I know because of the demographic of the readers of this blog, I'm preaching to the choir. But I want more. To me, that's what Down syndrome Awareness Month is REALLY about. It's not just about raising money for services that help those with Down syndrome, it's about telling that 90% of women who would choose to abort to think a little bit harder about it. To show people that having a child with Down syndrome makes life BETTER. To show them that they are wrong in thinking anything else but this.
It's what I want this blog to be about. To show people that life goes on after having a child diagnosed with a disability. And then another. That you don't have to be rich, fully sane, or completely devoid of bad habits to have children with special needs.
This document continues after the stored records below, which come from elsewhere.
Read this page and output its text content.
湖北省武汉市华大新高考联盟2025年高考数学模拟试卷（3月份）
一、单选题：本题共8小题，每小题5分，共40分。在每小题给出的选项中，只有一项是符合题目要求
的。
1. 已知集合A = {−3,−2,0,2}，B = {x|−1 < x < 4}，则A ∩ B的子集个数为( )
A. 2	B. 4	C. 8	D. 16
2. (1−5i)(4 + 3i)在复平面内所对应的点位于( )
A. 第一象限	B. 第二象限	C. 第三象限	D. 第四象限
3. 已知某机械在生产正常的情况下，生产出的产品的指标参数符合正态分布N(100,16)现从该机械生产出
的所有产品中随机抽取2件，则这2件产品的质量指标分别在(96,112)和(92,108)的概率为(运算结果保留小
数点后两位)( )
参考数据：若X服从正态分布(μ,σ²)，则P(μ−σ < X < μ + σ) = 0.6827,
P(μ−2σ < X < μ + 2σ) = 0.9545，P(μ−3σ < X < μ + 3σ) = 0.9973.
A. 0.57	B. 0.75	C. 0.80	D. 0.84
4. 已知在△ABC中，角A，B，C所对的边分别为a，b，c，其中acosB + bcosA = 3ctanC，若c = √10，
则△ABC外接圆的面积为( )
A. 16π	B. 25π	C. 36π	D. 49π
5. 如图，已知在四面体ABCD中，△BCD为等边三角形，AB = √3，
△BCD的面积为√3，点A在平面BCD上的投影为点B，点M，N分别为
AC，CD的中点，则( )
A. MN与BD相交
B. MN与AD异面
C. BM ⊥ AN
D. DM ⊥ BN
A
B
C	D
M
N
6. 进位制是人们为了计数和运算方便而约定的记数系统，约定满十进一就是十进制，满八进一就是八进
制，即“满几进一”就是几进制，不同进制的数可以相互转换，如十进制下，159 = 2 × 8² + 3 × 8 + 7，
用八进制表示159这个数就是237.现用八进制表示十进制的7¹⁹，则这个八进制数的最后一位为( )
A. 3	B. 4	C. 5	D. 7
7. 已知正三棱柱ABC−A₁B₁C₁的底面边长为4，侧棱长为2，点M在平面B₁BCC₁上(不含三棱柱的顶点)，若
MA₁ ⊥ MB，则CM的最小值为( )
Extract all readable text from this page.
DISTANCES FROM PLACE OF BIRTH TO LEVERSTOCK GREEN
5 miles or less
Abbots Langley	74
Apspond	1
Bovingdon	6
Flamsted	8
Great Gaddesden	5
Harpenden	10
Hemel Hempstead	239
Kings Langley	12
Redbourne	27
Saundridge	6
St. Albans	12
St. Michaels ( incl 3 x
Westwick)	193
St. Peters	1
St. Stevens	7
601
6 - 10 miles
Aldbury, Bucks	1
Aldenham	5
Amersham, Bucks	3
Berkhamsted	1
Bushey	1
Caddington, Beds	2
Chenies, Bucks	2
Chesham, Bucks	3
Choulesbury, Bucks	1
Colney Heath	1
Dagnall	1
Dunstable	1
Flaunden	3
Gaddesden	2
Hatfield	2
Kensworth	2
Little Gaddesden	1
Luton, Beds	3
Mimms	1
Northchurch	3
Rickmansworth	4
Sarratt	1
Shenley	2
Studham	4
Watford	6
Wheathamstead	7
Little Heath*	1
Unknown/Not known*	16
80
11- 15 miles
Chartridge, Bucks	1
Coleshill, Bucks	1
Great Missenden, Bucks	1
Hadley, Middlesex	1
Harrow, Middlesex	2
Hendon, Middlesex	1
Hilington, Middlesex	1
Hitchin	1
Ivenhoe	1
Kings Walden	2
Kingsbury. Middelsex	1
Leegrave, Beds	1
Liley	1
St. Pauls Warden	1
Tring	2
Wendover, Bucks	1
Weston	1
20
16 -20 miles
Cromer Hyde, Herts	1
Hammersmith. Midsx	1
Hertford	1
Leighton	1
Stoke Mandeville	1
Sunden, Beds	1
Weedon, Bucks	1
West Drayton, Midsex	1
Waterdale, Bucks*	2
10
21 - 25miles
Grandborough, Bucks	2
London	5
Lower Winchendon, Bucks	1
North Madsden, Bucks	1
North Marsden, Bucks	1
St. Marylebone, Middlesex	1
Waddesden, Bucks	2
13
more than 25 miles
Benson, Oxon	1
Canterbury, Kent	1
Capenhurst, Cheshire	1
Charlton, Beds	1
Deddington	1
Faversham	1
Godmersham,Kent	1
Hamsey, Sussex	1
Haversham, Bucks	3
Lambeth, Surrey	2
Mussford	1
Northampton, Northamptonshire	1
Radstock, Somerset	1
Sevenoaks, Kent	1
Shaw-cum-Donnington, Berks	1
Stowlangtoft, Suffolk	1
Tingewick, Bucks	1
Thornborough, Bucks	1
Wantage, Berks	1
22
That it's hard, but that it's so good. That if you let this life have a chance, you'll be blessed, and everyone around you will be blessed, too. That you'll become a better, stronger, (faster?) person than you ever thought you could be. I'm not here to say that it's easy. That's why I tell the truth about the good and the bad days we have with Down syndrome (and autism). But I hope you can see that I love my life so much. That I'm grateful for these gifts I have been given. It's like the old man in the wheelchair said to me a couple of Sundays ago:
"Children with Down syndrome are a gift. Don't let nobody tell you otherwise"
If you are someone struggling with the decision as to whether or not to terminate your pregnancy because of a Down syndrome diagnosis, I pray that you will remember these statistics. Also know that there are MANY MANY families out there waiting to adopt a baby WITH Down syndrome. There are waiting lists for this! I didn't plan on having a child with Down syndrome, but if the opportunity came up again to have another with Down syndrome, knowing everything I know, having gone through everything that we have, I'd do it again. In a heartbeat. In fact, I know a bunch of parents of children with Down syndrome who have adopted or hope to adopt another in the future. It's because children with Down syndrome bring such happiness and such love to your life that you want more of it. These kids make life HAPPY. I promise. You are lucky to have been chosen to have this kind of joy in your life.

1 comment:

Jenny H said...

Well said! Thanks for sharing. Blessings!